5.6 Failure modes specific to ZK SDKs

A handful of failure modes are unique to zero-knowledge SDKs and worth registering explicitly.

The first is witness exfiltration. A shielded-spend witness contains the secret key of the consumed note. If build_spend_proof is implemented naïvely, the witness is held in agent-accessible memory long enough that a compromised agent can extract it. We mitigate this by passing the secret key to the prover via an out-of-band channel (a wallet-managed pipe) rather than as an MCP tool argument; the agent constructs the recipe for a spend, but the wallet supplies the secret material at proof-construction time. The agent never sees the secret. This requires careful API design: build_spend_proof accepts a handle for the note (a non-secret identifier), and the wallet resolves the handle to the actual key material.

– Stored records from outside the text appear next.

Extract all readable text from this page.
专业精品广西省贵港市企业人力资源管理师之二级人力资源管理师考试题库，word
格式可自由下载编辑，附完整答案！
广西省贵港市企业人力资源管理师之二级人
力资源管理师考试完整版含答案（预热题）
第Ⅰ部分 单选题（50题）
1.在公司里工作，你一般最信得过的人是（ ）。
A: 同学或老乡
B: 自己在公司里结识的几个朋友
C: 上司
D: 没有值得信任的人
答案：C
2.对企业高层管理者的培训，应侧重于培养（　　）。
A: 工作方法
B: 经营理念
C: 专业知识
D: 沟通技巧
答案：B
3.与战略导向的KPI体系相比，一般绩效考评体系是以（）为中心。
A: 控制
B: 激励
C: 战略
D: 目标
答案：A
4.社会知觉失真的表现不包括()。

The second is commitment confusion. A compromised agent can construct a valid Pedersen commitment to a value the user did not authorise, and then surface it to the user as if it were the agreed-upon commitment. The asymmetry rule does not prevent this — compute_commitment is observationally pure regardless of which value it commits to. The mitigation lives in the wallet’s display layer: the wallet must independently re-derive the commitment for the user-confirmed value and refuse to co-sign if the agent-supplied commitment does not match. This is an instance of the broader principle that user confirmation should be a function of values the user can read, not of opaque cryptographic objects whose contents are obscured.

The third is proof-system parameter pinning. If the prover circuit can be selected at MCP-call time — for example, by accepting a circuit identifier as an argument — a compromised agent can request a proof against a circuit that does not enforce the constraints the user expected. The mitigation is to remove the choice from the agent: the wallet pins the circuit set, and the SDK refuses to construct proofs against circuits the wallet has not whitelisted. We adopt this in zera-mcp and recommend it as a default for any SDK exposing a configurable prover.

6. Conclusion

The Model Context Protocol is now the default tool-calling surface for AI agents (Anthropic, 2024). Cryptographic SDKs that expose themselves via MCP inherit a new principal — the agent — and a new threat model in which the agent may be compromised by adversarial input. We have argued that a small, structural discipline — the asymmetry rule — addresses the most catastrophic class of compromise and is tractable to apply because cryptographic primitives admit a natural read/compute vs. write factorisation that general-purpose SDKs do not.

The rule is opinionated, narrow, and rules out conveniences. We claim that none of those conveniences are worth the catastrophic blast radius they introduce.